Pour ma dernière chronique à la dernière émission d’ « Excusez-moi de vous interrompre », j’ai choisi un thème à la fois culturel et toulousain : les Jeux Floraux. Je puise encore dans mon Guide du promeneur curieux.
Le décor est situé place d’Assézat où une porte luxuriante ouvre sur la cour intérieure du plus magnifique hôtel du « pays de Cocagne ». À l’intérieur se suivent en étages, salons et bureaux de diverses académies savantes, depuis que le banquier Ozenne acquit l’hôtel et le légua à la municipalité pour les héberger.

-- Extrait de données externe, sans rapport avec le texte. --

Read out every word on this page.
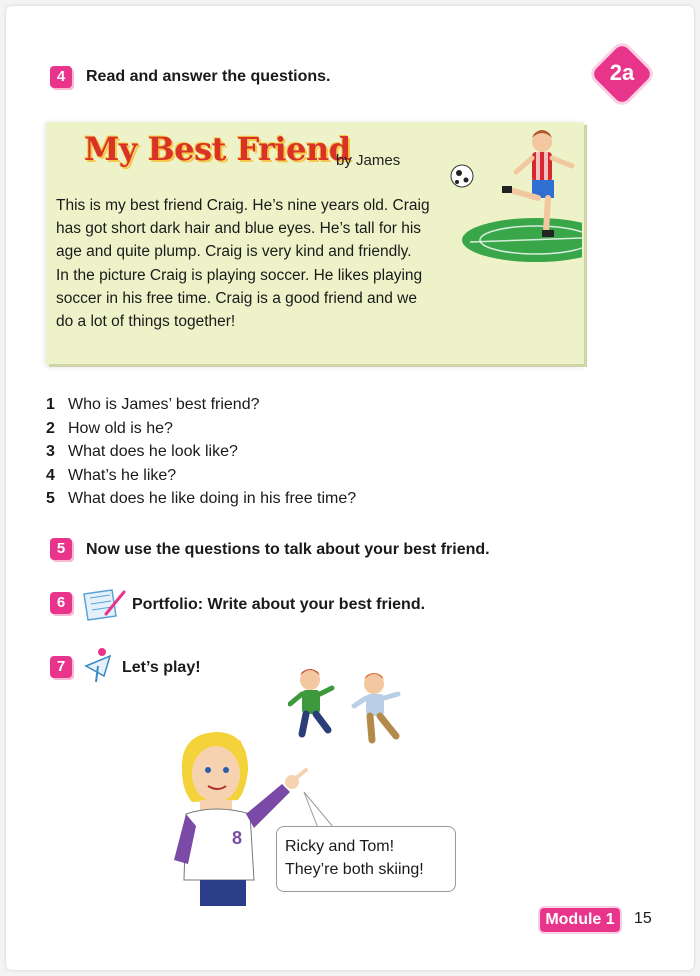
2a
4	Read and answer the questions.
My Best Friend
by James
This is my best friend Craig. He’s nine years old. Craig
has got short dark hair and blue eyes. He’s tall for his
age and quite plump. Craig is very kind and friendly.
In the picture Craig is playing soccer. He likes playing
soccer in his free time. Craig is a good friend and we
do a lot of things together!
1 Who is James’ best friend?
2 How old is he?
3 What does he look like?
4 What’s he like?
5 What does he like doing in his free time?
5	Now use the questions to talk about your best friend.
6	Portfolio: Write about your best friend.
7	Let’s play!
8	Ricky and Tom!
They’re both skiing!
Module 1	15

Au rez-de-chaussée s’étend une salle où se déroulent des manifestations culturelles, dont des salons littéraires (notamment celui de « Les Gourmets de lettres »), sous une statue de Clémence Isaure : patronne de la poésie à Toulouse. Cette figure est celle d’une femme ayant peut-être existé ou bien une allégorie très présente en la ville hantée par le mythe de la Dame belle et cultivée. Ici eut lieu l’aventure étonnante du négociant Pierre d’Assézat.

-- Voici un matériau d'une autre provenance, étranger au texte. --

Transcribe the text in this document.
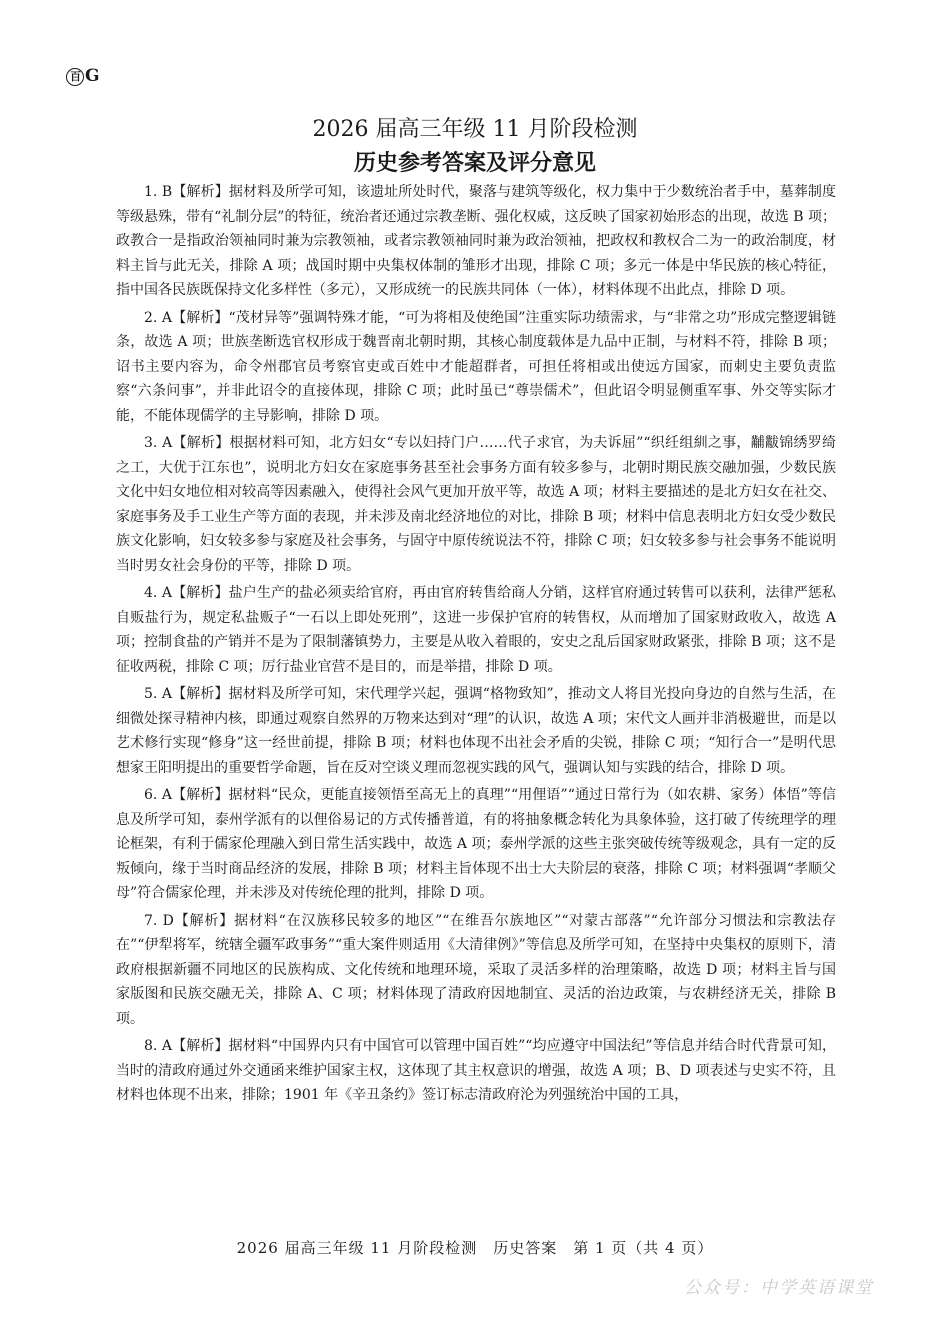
百 G
2026 届高三年级 11 月阶段检测
历史参考答案及评分意见

1. B【解析】据材料及所学可知，该遗址所处时代，聚落与建筑等级化，权力集中于少数统治者手中，墓葬制度等级悬殊，带有“礼制分层”的特征，统治者还通过宗教垄断、强化权威，这反映了国家初始形态的出现，故选 B 项；政教合一是指政治领袖同时兼为宗教领袖，或者宗教领袖同时兼为政治领袖，把政权和教权合二为一的政治制度，材料主旨与此无关，排除 A 项；战国时期中央集权体制的雏形才出现，排除 C 项；多元一体是中华民族的核心特征，指中国各民族既保持文化多样性（多元），又形成统一的民族共同体（一体），材料体现不出此点，排除 D 项。

2. A【解析】“茂材异等”强调特殊才能，“可为将相及使绝国”注重实际功绩需求，与“非常之功”形成完整逻辑链条，故选 A 项；世族垄断选官权形成于魏晋南北朝时期，其核心制度载体是九品中正制，与材料不符，排除 B 项；诏书主要内容为，命令州郡官员考察官吏或百姓中才能超群者，可担任将相或出使远方国家，而刺史主要负责监察“六条问事”，并非此诏令的直接体现，排除 C 项；此时虽已“尊崇儒术”，但此诏令明显侧重军事、外交等实际才能，不能体现儒学的主导影响，排除 D 项。

3. A【解析】根据材料可知，北方妇女“专以妇持门户……代子求官，为夫诉屈”“织纴组紃之事，黼黻锦绣罗绮之工，大优于江东也”，说明北方妇女在家庭事务甚至社会事务方面有较多参与，北朝时期民族交融加强，少数民族文化中妇女地位相对较高等因素融入，使得社会风气更加开放平等，故选 A 项；材料主要描述的是北方妇女在社交、家庭事务及手工业生产等方面的表现，并未涉及南北经济地位的对比，排除 B 项；材料中信息表明北方妇女受少数民族文化影响，妇女较多参与家庭及社会事务，与固守中原传统说法不符，排除 C 项；妇女较多参与社会事务不能说明当时男女社会身份的平等，排除 D 项。

4. A【解析】盐户生产的盐必须卖给官府，再由官府转售给商人分销，这样官府通过转售可以获利，法律严惩私自贩盐行为，规定私盐贩子“一石以上即处死刑”，这进一步保护官府的转售权，从而增加了国家财政收入，故选 A 项；控制食盐的产销并不是为了限制藩镇势力，主要是从收入着眼的，安史之乱后国家财政紧张，排除 B 项；这不是征收两税，排除 C 项；厉行盐业官营不是目的，而是举措，排除 D 项。

5. A【解析】据材料及所学可知，宋代理学兴起，强调“格物致知”，推动文人将目光投向身边的自然与生活，在细微处探寻精神内核，即通过观察自然界的万物来达到对“理”的认识，故选 A 项；宋代文人画并非消极避世，而是以艺术修行实现“修身”这一经世前提，排除 B 项；材料也体现不出社会矛盾的尖锐，排除 C 项；“知行合一”是明代思想家王阳明提出的重要哲学命题，旨在反对空谈义理而忽视实践的风气，强调认知与实践的结合，排除 D 项。

6. A【解析】据材料“民众，更能直接领悟至高无上的真理”“用俚语”“通过日常行为（如农耕、家务）体悟”等信息及所学可知，泰州学派有的以俚俗易记的方式传播普道，有的将抽象概念转化为具象体验，这打破了传统理学的理论框架，有利于儒家伦理融入到日常生活实践中，故选 A 项；泰州学派的这些主张突破传统等级观念，具有一定的反叛倾向，缘于当时商品经济的发展，排除 B 项；材料主旨体现不出士大夫阶层的衰落，排除 C 项；材料强调“孝顺父母”符合儒家伦理，并未涉及对传统伦理的批判，排除 D 项。

7. D【解析】据材料“在汉族移民较多的地区”“在维吾尔族地区”“对蒙古部落”“允许部分习惯法和宗教法存在”“伊犁将军，统辖全疆军政事务”“重大案件则适用《大清律例》”等信息及所学可知，在坚持中央集权的原则下，清政府根据新疆不同地区的民族构成、文化传统和地理环境，采取了灵活多样的治理策略，故选 D 项；材料主旨与国家版图和民族交融无关，排除 A、C 项；材料体现了清政府因地制宜、灵活的治边政策，与农耕经济无关，排除 B 项。

8. A【解析】据材料“中国界内只有中国官可以管理中国百姓”“均应遵守中国法纪”等信息并结合时代背景可知，当时的清政府通过外交通函来维护国家主权，这体现了其主权意识的增强，故选 A 项；B、D 项表述与史实不符，且材料也体现不出来，排除；1901 年《辛丑条约》签订标志清政府沦为列强统治中国的工具，

2026 届高三年级 11 月阶段检测　历史答案　第 1 页（共 4 页）
公众号：中学英语课堂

Au XVIe siècle, ce riche marchand de pastel, devenu capitoul, fit bâtir son hôtel en plein essor du commerce du pastel, cher et prisé en Europe car il servait à teinter en bleu clair : tissus, boiseries, etc.. Pierre étendait ses cultures dans tout le « triangle d’or » du Lauragais et c’est du port voisin de la Daurade qu’il envoyait ses productions dans de nombreux pays. Mais ce conte de fées a un envers que l’on évoque rarement. L’aventure se déroule au temps des guerres de religion. L’expulsion manu militari des « parpaillots » chasse de la ville le protestant Assézat qui intrigue, doit attendre des années le pardon du roi de France et se convertir au catholicisme. Mais arrive l’indigo, plante sud-américaine qui concurrence le pastel. La méfiance des banquiers lyonnais s’ajoute à de mauvaises années et, finalement, Assézat meurt ruiné, ses derniers biens saisis, mais redevient toutefois propriétaire de son hôtel. Splendeur et misère d’un négociant et d’un temps, inscrites dans les pierres d’un tel hôtel.
C’est sous le porche en fond de cour, qu’une porte donne accès au temple de la poésie séculaire : la fameuse Académie des Jeux Floraux. À Toulouse, malgré vacarme médiatique et prestige universitaire, on mesure la poésie à l’aune de trésors d’origine locale. Annoncée dès l’entrée de l’hôtel, reconnue la plus ancienne société savante d’Europe, celle-ci fut dotée du statut d’Académie en 1694 par Louis XIV. À l’origine Consistori del Gay Saber (consistoire du Gay Savoir), elle se veut héritière d’une tradition de sept siècles et prétend promouvoir la poésie et la littérature sous toutes ses formes. Chaque 3 MAI, elle remet salle des Illustres au Capitole, des « Fleurs » aux lauréats des différents concours qu’elle organise. Ainsi, des auteurs sont toujours couronnés à la suite de Ronsard, Victor Hugo et Chateaubriand. Selon la légende, Clémence Isaure aurait voulu par un legs, que l’Académie distribuât tous les ans ces « Fleurs d’argent pour inciter la jeunesse à l’éloquence ». Plus historique est la personne du troubadour Arnaut Vidal (originaire de Castelnaudary), le premier lauréat du Consistori, avec un sirventès (poème à sujet autre que l’amour) récompensé d’une violette d’or en 1324.
Autre dessous de l’histoire, cette institution fut jadis l’occasion d’une controverse au conseil municipal toulousain. Charles de Fitte, socialiste blanquiste, protesta contre la subvention à l’Académie composée de notables, selon lui « un foyer de réaction ». L’adjoint au maire Jaurès argua cependant que cette académie « est une vieille société littéraire et artistique qui a jeté un grand éclat à Toulouse et au dehors et a produit des œuvres vraiment remarquables » et qu’en conséquence il fallait poursuivre l’aide communale à cette société.
Sept « troubadours » auraient retrouvé la tradition en édictant des leys d’amor (lois d’amour). Il est certain qu’aujourd’hui participent à l’activité de l’académie, au titre de « Maître-es-jeux » ou « Mainteneur », des poètes contemporains en français et en occitan, intellectuels de talent et de conviction. Et parmi les prix attribués, nombreux sont ceux qui récompensent les productions de jeunes poètes aux concours et en actions de promotion de la poésie dans les établissements scolaires. Salutaire espérance – utopique ou volontariste – que restent présents et vivants, la langue et l’esprit du trobar (poésie d’amour) de leurs prédécesseurs troubadours des grands XIIe et XIIIe siècles.